The other morning, one of my folks, a sweet older lady fours days out from an AVR called me saying “I feel like I can’t get my breath, having a hard time with it.” Let me tell you, this is one tough broad. Here she was just recently undergoing a standard AVR with her chest cracked, and the only thing she has asked for is Tylenol. I’ve had grown macho men in the same situation crying for their Oxycodone every 3 hours, so I knew something was not right. Sat her up, put on some O2, listened to her. And there it was, widespread crackles and just that wet blanket kind of sound of too much fluid on board. Told her, “I’ll be right back, gonna call the doc. Call me if it gets worse.” Lucky for me it was 6 in the morning, not that I care about waking docs up in the middle of night, but I like having my docs awake when they talk to me (had a friend where the doc tried to give him orders for a Vitamin K drip, before correcting himself to an insulin drip – he then called back and asked my friend what he had said.) Asked for Lasix and duonebs and got a basic panel thrown in too for good measure.Gave her the Lasix and by the time I was wrapping up to go home she was right as rain. The next night she had scheduled Lasix and potassium…guess they figured her CHF hadn’t quite totally improved, but yes, but not quite there.
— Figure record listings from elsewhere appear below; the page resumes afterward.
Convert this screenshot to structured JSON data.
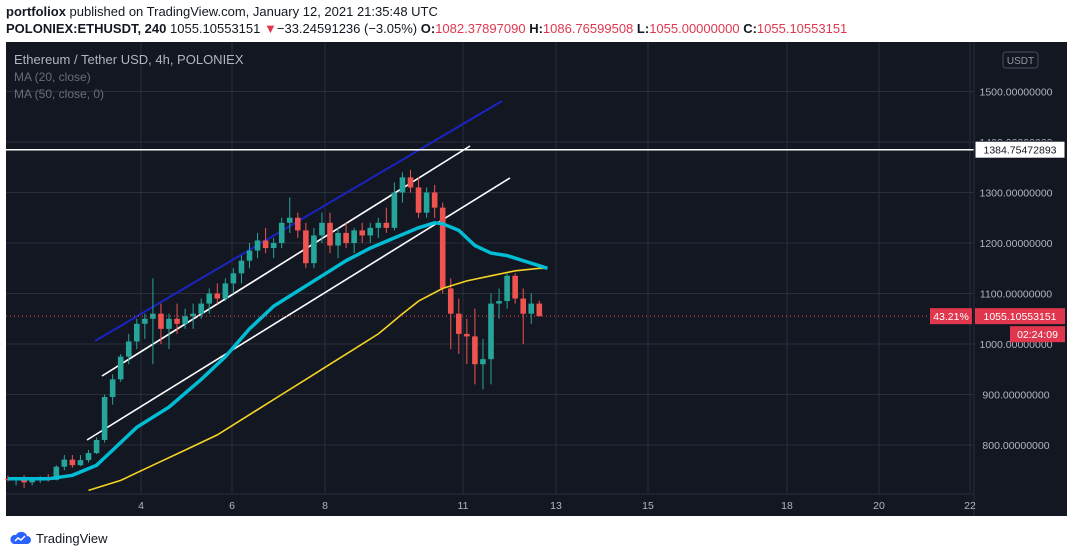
{
  "publish": {
    "user": "portfoliox",
    "text": " published on TradingView.com, January 12, 2021 21:35:48 UTC"
  },
  "ticker": {
    "symbol": "POLONIEX:ETHUSDT, 240",
    "price": "1055.10553151",
    "arrow": "▼",
    "change": "−33.24591236 (−3.05%)",
    "o_label": "O:",
    "o_value": "1082.37897090",
    "h_label": "H:",
    "h_value": "1086.76599508",
    "l_label": "L:",
    "l_value": "1055.00000000",
    "c_label": "C:",
    "c_value": "1055.10553151"
  },
  "legend": {
    "title": "Ethereum / Tether USD, 4h, POLONIEX",
    "ma20": "MA (20, close)",
    "ma50": "MA (50, close, 0)"
  },
  "currency_badge": "USDT",
  "price_axis": {
    "ticks": [
      {
        "v": 1500,
        "label": "1500.00000000"
      },
      {
        "v": 1400,
        "label": "1400.00000000"
      },
      {
        "v": 1300,
        "label": "1300.00000000"
      },
      {
        "v": 1200,
        "label": "1200.00000000"
      },
      {
        "v": 1100,
        "label": "1100.00000000"
      },
      {
        "v": 1000,
        "label": "1000.00000000"
      },
      {
        "v": 900,
        "label": "900.00000000"
      },
      {
        "v": 800,
        "label": "800.00000000"
      }
    ],
    "hline_label": "1384.75472893",
    "last_price_label": "1055.10553151",
    "percent_label": "43.21%",
    "countdown": "02:24:09"
  },
  "time_axis": {
    "ticks": [
      {
        "day": 4,
        "label": "4"
      },
      {
        "day": 6,
        "label": "6"
      },
      {
        "day": 8,
        "label": "8"
      },
      {
        "day": 11,
        "label": "11"
      },
      {
        "day": 13,
        "label": "13"
      },
      {
        "day": 15,
        "label": "15"
      },
      {
        "day": 18,
        "label": "18"
      },
      {
        "day": 20,
        "label": "20"
      },
      {
        "day": 22,
        "label": "22"
      }
    ]
  },
  "colors": {
    "background": "#131722",
    "grid": "#2a2e39",
    "up": "#26a69a",
    "down": "#ef5350",
    "ma20": "#00bcd4",
    "ma50": "#f5d324",
    "channel": "#ffffff",
    "trend_blue": "#1a24c4",
    "axis_text": "#b2b5be",
    "price_label": "#e0374f"
  },
  "chart_data": {
    "type": "candlestick",
    "symbol": "POLONIEX:ETHUSDT",
    "interval": "4h",
    "ylim": [
      710,
      1590
    ],
    "candles": [
      [
        1,
        733,
        739,
        728,
        732
      ],
      [
        2,
        732,
        737,
        720,
        735
      ],
      [
        3,
        735,
        740,
        715,
        726
      ],
      [
        4,
        726,
        735,
        720,
        731
      ],
      [
        5,
        731,
        738,
        725,
        734
      ],
      [
        6,
        734,
        742,
        728,
        731
      ],
      [
        7,
        731,
        760,
        730,
        757
      ],
      [
        8,
        757,
        780,
        750,
        771
      ],
      [
        9,
        771,
        780,
        755,
        760
      ],
      [
        10,
        760,
        780,
        758,
        770
      ],
      [
        11,
        770,
        790,
        765,
        784
      ],
      [
        12,
        784,
        815,
        782,
        810
      ],
      [
        13,
        810,
        900,
        805,
        895
      ],
      [
        14,
        895,
        940,
        880,
        930
      ],
      [
        15,
        930,
        980,
        925,
        975
      ],
      [
        16,
        975,
        1020,
        960,
        1005
      ],
      [
        17,
        1005,
        1050,
        990,
        1040
      ],
      [
        18,
        1040,
        1060,
        1010,
        1050
      ],
      [
        19,
        1050,
        1130,
        960,
        1060
      ],
      [
        20,
        1060,
        1080,
        1000,
        1030
      ],
      [
        21,
        1030,
        1060,
        990,
        1050
      ],
      [
        22,
        1050,
        1080,
        1020,
        1040
      ],
      [
        23,
        1040,
        1070,
        1030,
        1055
      ],
      [
        24,
        1055,
        1080,
        1030,
        1060
      ],
      [
        25,
        1060,
        1090,
        1050,
        1080
      ],
      [
        26,
        1080,
        1110,
        1060,
        1100
      ],
      [
        27,
        1100,
        1120,
        1080,
        1090
      ],
      [
        28,
        1090,
        1130,
        1085,
        1120
      ],
      [
        29,
        1120,
        1150,
        1100,
        1140
      ],
      [
        30,
        1140,
        1175,
        1120,
        1165
      ],
      [
        31,
        1165,
        1200,
        1150,
        1185
      ],
      [
        32,
        1185,
        1220,
        1170,
        1205
      ],
      [
        33,
        1205,
        1230,
        1180,
        1190
      ],
      [
        34,
        1190,
        1210,
        1170,
        1200
      ],
      [
        35,
        1200,
        1250,
        1190,
        1240
      ],
      [
        36,
        1240,
        1290,
        1220,
        1250
      ],
      [
        37,
        1250,
        1260,
        1210,
        1225
      ],
      [
        38,
        1225,
        1240,
        1150,
        1160
      ],
      [
        39,
        1160,
        1230,
        1150,
        1215
      ],
      [
        40,
        1215,
        1260,
        1200,
        1240
      ],
      [
        41,
        1240,
        1260,
        1180,
        1195
      ],
      [
        42,
        1195,
        1230,
        1170,
        1220
      ],
      [
        43,
        1220,
        1240,
        1190,
        1200
      ],
      [
        44,
        1200,
        1230,
        1180,
        1225
      ],
      [
        45,
        1225,
        1240,
        1200,
        1215
      ],
      [
        46,
        1215,
        1240,
        1200,
        1230
      ],
      [
        47,
        1230,
        1250,
        1210,
        1240
      ],
      [
        48,
        1240,
        1270,
        1220,
        1230
      ],
      [
        49,
        1230,
        1320,
        1225,
        1300
      ],
      [
        50,
        1300,
        1340,
        1280,
        1330
      ],
      [
        51,
        1330,
        1345,
        1300,
        1310
      ],
      [
        52,
        1310,
        1330,
        1250,
        1260
      ],
      [
        53,
        1260,
        1310,
        1250,
        1300
      ],
      [
        54,
        1300,
        1315,
        1250,
        1270
      ],
      [
        55,
        1270,
        1280,
        1100,
        1110
      ],
      [
        56,
        1110,
        1130,
        990,
        1060
      ],
      [
        57,
        1060,
        1090,
        980,
        1020
      ],
      [
        58,
        1020,
        1050,
        960,
        1015
      ],
      [
        59,
        1015,
        1070,
        920,
        960
      ],
      [
        60,
        960,
        1010,
        910,
        970
      ],
      [
        61,
        970,
        1100,
        920,
        1080
      ],
      [
        62,
        1080,
        1110,
        1050,
        1085
      ],
      [
        63,
        1085,
        1140,
        1070,
        1135
      ],
      [
        64,
        1135,
        1140,
        1080,
        1090
      ],
      [
        65,
        1090,
        1110,
        1000,
        1060
      ],
      [
        66,
        1060,
        1100,
        1040,
        1080
      ],
      [
        67,
        1080,
        1086,
        1055,
        1055
      ]
    ],
    "ma20": [
      [
        1,
        733
      ],
      [
        6,
        733
      ],
      [
        9,
        740
      ],
      [
        12,
        760
      ],
      [
        14,
        790
      ],
      [
        17,
        835
      ],
      [
        21,
        875
      ],
      [
        25,
        930
      ],
      [
        28,
        975
      ],
      [
        31,
        1030
      ],
      [
        34,
        1075
      ],
      [
        37,
        1105
      ],
      [
        40,
        1135
      ],
      [
        43,
        1165
      ],
      [
        46,
        1190
      ],
      [
        49,
        1210
      ],
      [
        52,
        1230
      ],
      [
        54,
        1240
      ],
      [
        55,
        1238
      ],
      [
        57,
        1225
      ],
      [
        59,
        1195
      ],
      [
        61,
        1180
      ],
      [
        63,
        1175
      ],
      [
        65,
        1165
      ],
      [
        67,
        1155
      ],
      [
        68,
        1150
      ]
    ],
    "ma50": [
      [
        11,
        710
      ],
      [
        15,
        730
      ],
      [
        19,
        760
      ],
      [
        23,
        790
      ],
      [
        27,
        820
      ],
      [
        31,
        860
      ],
      [
        35,
        900
      ],
      [
        38,
        930
      ],
      [
        41,
        960
      ],
      [
        44,
        990
      ],
      [
        47,
        1020
      ],
      [
        50,
        1060
      ],
      [
        52,
        1085
      ],
      [
        55,
        1110
      ],
      [
        58,
        1125
      ],
      [
        61,
        1135
      ],
      [
        64,
        1145
      ],
      [
        67,
        1150
      ],
      [
        68,
        1150
      ]
    ],
    "horizontal_line": 1384.75472893,
    "last_price": 1055.10553151
  }
}
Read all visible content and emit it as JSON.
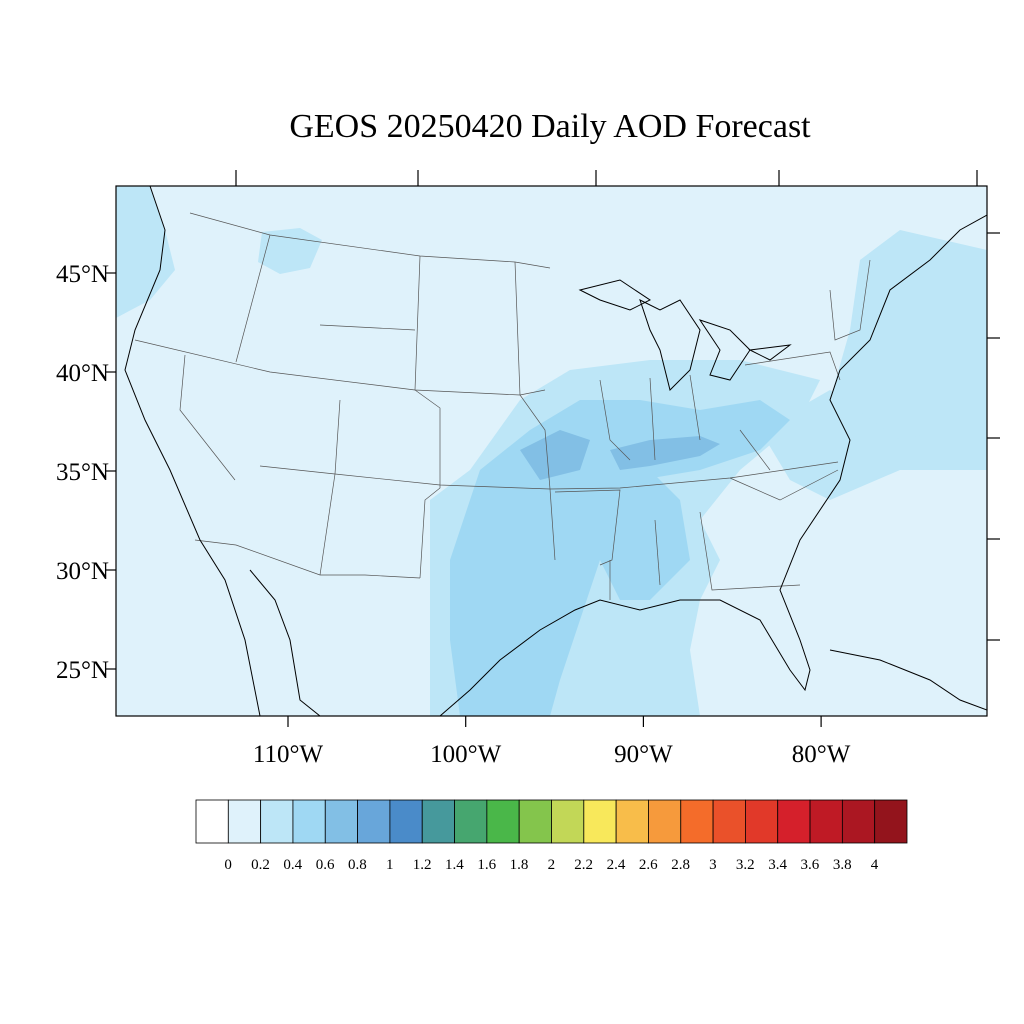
{
  "title": "GEOS 20250420 Daily AOD Forecast",
  "map": {
    "lat_labels": [
      {
        "value": 45,
        "text": "45°N"
      },
      {
        "value": 40,
        "text": "40°N"
      },
      {
        "value": 35,
        "text": "35°N"
      },
      {
        "value": 30,
        "text": "30°N"
      },
      {
        "value": 25,
        "text": "25°N"
      }
    ],
    "lon_labels": [
      {
        "value": -110,
        "text": "110°W"
      },
      {
        "value": -100,
        "text": "100°W"
      },
      {
        "value": -90,
        "text": "90°W"
      },
      {
        "value": -80,
        "text": "80°W"
      }
    ],
    "background_color": "#dff2fb"
  },
  "colorbar": {
    "colors": [
      "#ffffff",
      "#dff2fb",
      "#bde6f7",
      "#9fd8f3",
      "#82bfe5",
      "#68a6da",
      "#4a8bc9",
      "#46999c",
      "#46a66f",
      "#4ab749",
      "#84c54c",
      "#c2d757",
      "#f8e85b",
      "#f8bd4a",
      "#f69a3c",
      "#f46c2a",
      "#ea512a",
      "#e13929",
      "#d5202b",
      "#bf1a25",
      "#ab1722",
      "#93141c"
    ],
    "labels": [
      "0",
      "0.2",
      "0.4",
      "0.6",
      "0.8",
      "1",
      "1.2",
      "1.4",
      "1.6",
      "1.8",
      "2",
      "2.2",
      "2.4",
      "2.6",
      "2.8",
      "3",
      "3.2",
      "3.4",
      "3.6",
      "3.8",
      "4"
    ]
  }
}
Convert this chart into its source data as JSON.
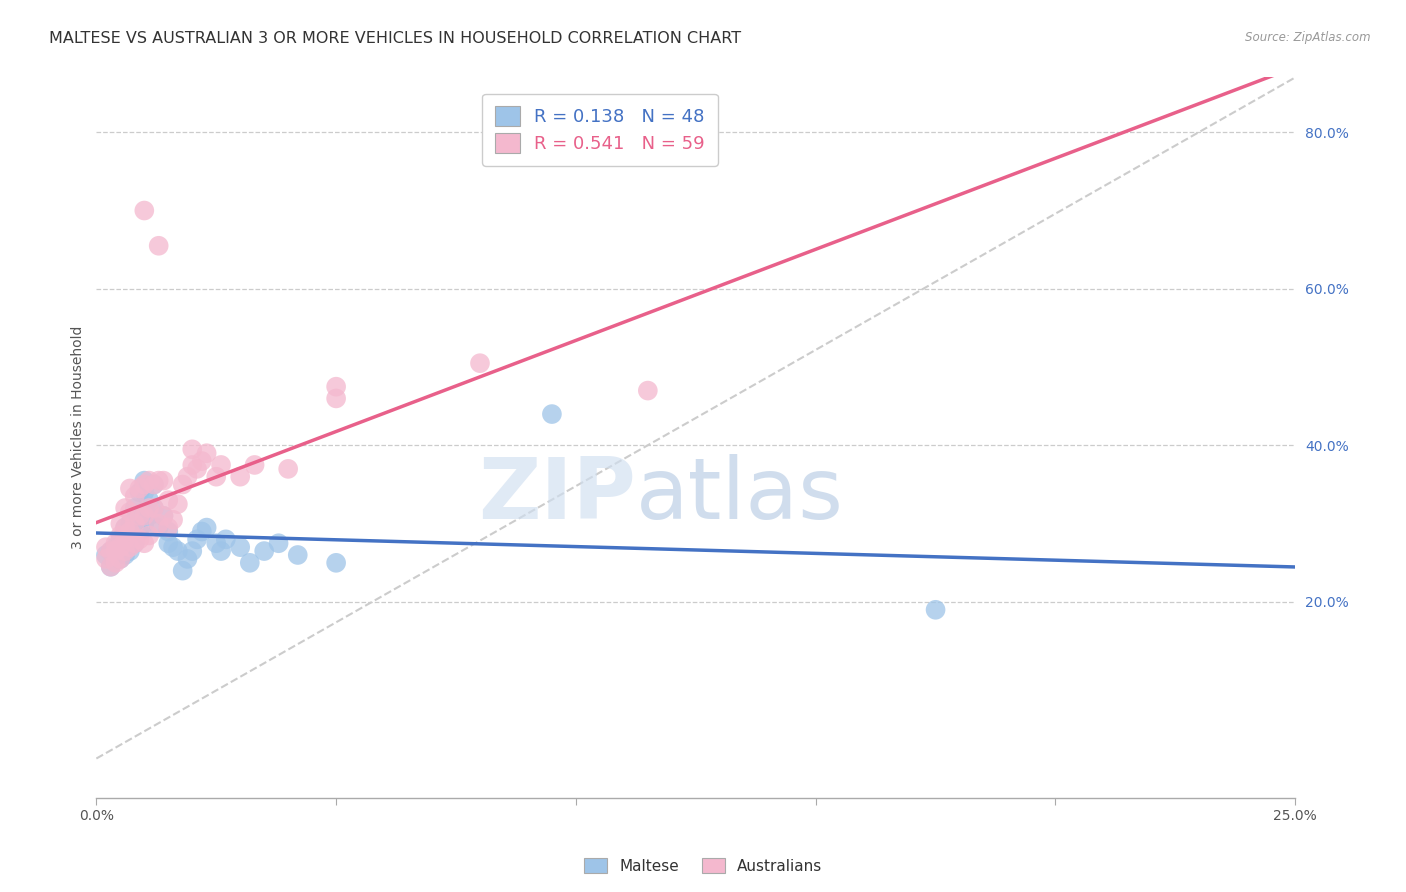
{
  "title": "MALTESE VS AUSTRALIAN 3 OR MORE VEHICLES IN HOUSEHOLD CORRELATION CHART",
  "source": "Source: ZipAtlas.com",
  "ylabel_label": "3 or more Vehicles in Household",
  "watermark_zip": "ZIP",
  "watermark_atlas": "atlas",
  "x_min": 0.0,
  "x_max": 0.25,
  "y_min": -0.05,
  "y_max": 0.87,
  "x_ticks": [
    0.0,
    0.05,
    0.1,
    0.15,
    0.2,
    0.25
  ],
  "x_tick_labels": [
    "0.0%",
    "",
    "",
    "",
    "",
    "25.0%"
  ],
  "y_ticks_right": [
    0.2,
    0.4,
    0.6,
    0.8
  ],
  "y_tick_labels_right": [
    "20.0%",
    "40.0%",
    "60.0%",
    "80.0%"
  ],
  "maltese_color": "#9ec4e8",
  "australian_color": "#f4b8ce",
  "maltese_line_color": "#4472c4",
  "australian_line_color": "#e8608a",
  "diag_line_color": "#cccccc",
  "legend_labels": [
    "Maltese",
    "Australians"
  ],
  "maltese_scatter": [
    [
      0.002,
      0.26
    ],
    [
      0.003,
      0.265
    ],
    [
      0.003,
      0.245
    ],
    [
      0.004,
      0.26
    ],
    [
      0.004,
      0.27
    ],
    [
      0.005,
      0.255
    ],
    [
      0.005,
      0.27
    ],
    [
      0.005,
      0.28
    ],
    [
      0.006,
      0.26
    ],
    [
      0.006,
      0.275
    ],
    [
      0.006,
      0.295
    ],
    [
      0.007,
      0.265
    ],
    [
      0.007,
      0.28
    ],
    [
      0.007,
      0.3
    ],
    [
      0.008,
      0.275
    ],
    [
      0.008,
      0.32
    ],
    [
      0.009,
      0.29
    ],
    [
      0.009,
      0.34
    ],
    [
      0.01,
      0.3
    ],
    [
      0.01,
      0.34
    ],
    [
      0.01,
      0.355
    ],
    [
      0.011,
      0.31
    ],
    [
      0.011,
      0.33
    ],
    [
      0.012,
      0.32
    ],
    [
      0.012,
      0.35
    ],
    [
      0.013,
      0.295
    ],
    [
      0.014,
      0.31
    ],
    [
      0.015,
      0.275
    ],
    [
      0.015,
      0.29
    ],
    [
      0.016,
      0.27
    ],
    [
      0.017,
      0.265
    ],
    [
      0.018,
      0.24
    ],
    [
      0.019,
      0.255
    ],
    [
      0.02,
      0.265
    ],
    [
      0.021,
      0.28
    ],
    [
      0.022,
      0.29
    ],
    [
      0.023,
      0.295
    ],
    [
      0.025,
      0.275
    ],
    [
      0.026,
      0.265
    ],
    [
      0.027,
      0.28
    ],
    [
      0.03,
      0.27
    ],
    [
      0.032,
      0.25
    ],
    [
      0.035,
      0.265
    ],
    [
      0.038,
      0.275
    ],
    [
      0.042,
      0.26
    ],
    [
      0.05,
      0.25
    ],
    [
      0.095,
      0.44
    ],
    [
      0.175,
      0.19
    ]
  ],
  "australian_scatter": [
    [
      0.002,
      0.255
    ],
    [
      0.002,
      0.27
    ],
    [
      0.003,
      0.245
    ],
    [
      0.003,
      0.265
    ],
    [
      0.004,
      0.25
    ],
    [
      0.004,
      0.265
    ],
    [
      0.004,
      0.275
    ],
    [
      0.005,
      0.255
    ],
    [
      0.005,
      0.27
    ],
    [
      0.005,
      0.285
    ],
    [
      0.005,
      0.3
    ],
    [
      0.006,
      0.265
    ],
    [
      0.006,
      0.28
    ],
    [
      0.006,
      0.295
    ],
    [
      0.006,
      0.32
    ],
    [
      0.007,
      0.27
    ],
    [
      0.007,
      0.29
    ],
    [
      0.007,
      0.315
    ],
    [
      0.007,
      0.345
    ],
    [
      0.008,
      0.275
    ],
    [
      0.008,
      0.3
    ],
    [
      0.008,
      0.335
    ],
    [
      0.009,
      0.28
    ],
    [
      0.009,
      0.31
    ],
    [
      0.009,
      0.345
    ],
    [
      0.01,
      0.275
    ],
    [
      0.01,
      0.31
    ],
    [
      0.01,
      0.35
    ],
    [
      0.011,
      0.285
    ],
    [
      0.011,
      0.32
    ],
    [
      0.011,
      0.355
    ],
    [
      0.012,
      0.32
    ],
    [
      0.012,
      0.35
    ],
    [
      0.013,
      0.3
    ],
    [
      0.013,
      0.355
    ],
    [
      0.014,
      0.31
    ],
    [
      0.014,
      0.355
    ],
    [
      0.015,
      0.295
    ],
    [
      0.015,
      0.33
    ],
    [
      0.016,
      0.305
    ],
    [
      0.017,
      0.325
    ],
    [
      0.018,
      0.35
    ],
    [
      0.019,
      0.36
    ],
    [
      0.02,
      0.375
    ],
    [
      0.02,
      0.395
    ],
    [
      0.021,
      0.37
    ],
    [
      0.022,
      0.38
    ],
    [
      0.023,
      0.39
    ],
    [
      0.025,
      0.36
    ],
    [
      0.026,
      0.375
    ],
    [
      0.03,
      0.36
    ],
    [
      0.033,
      0.375
    ],
    [
      0.04,
      0.37
    ],
    [
      0.05,
      0.46
    ],
    [
      0.05,
      0.475
    ],
    [
      0.08,
      0.505
    ],
    [
      0.01,
      0.7
    ],
    [
      0.013,
      0.655
    ],
    [
      0.115,
      0.47
    ]
  ],
  "bg_color": "#ffffff",
  "grid_color": "#cccccc",
  "title_fontsize": 11.5,
  "label_fontsize": 10,
  "tick_fontsize": 10
}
The thing that took me aback, was that I didn’t hesitate, just did and got the problem fixed. Guess I’m learning.


The other night was a first: first time to float. We had so many empty beds it wasn’t even funny, so I got the short straw and went to med-surg. Not that it was a bad night, in fact I did more sitting doing nothing than anytime lately on my home floor. The thing that really chapped my hide is that I was at 4:1, with fairly non-acute patients. Sure between the poly-substance OD 3 days out of the Unit, the the homeless gent with DVTs and the lady on ETOH withdrawal protocol, not to mention the rather large lady in acute renal failure with a rectal tube, it was enough to keep me busy. Compared though to the previous night on my floor, it was nothing. They were stable. No one was detoxing actively. They all slept. All night. With minimal requests. I turned to the other nurses and offered my free time, but they were pretty well wrapped up as well. I’m not complaining, it could have been worse. It was just unusual.

In other news…
You always hear about “pucker factor”, how your sphincter can slam shut in response to unexpected events. In the case of males, things like rectal exams or mentioning the Jewish custom of bris, can cause this. So can seeing V-Tach live and in person on the monitor. It kind of makes you stand up and pay attention. Right after that showed on the screen, we heard overhead, “Rapid Response to room xxx.” By luck it wasn’t one of mine. So like a good co-worker, I went to see if I could help, saw they had enough help, realized I would only be in the way and skedadled.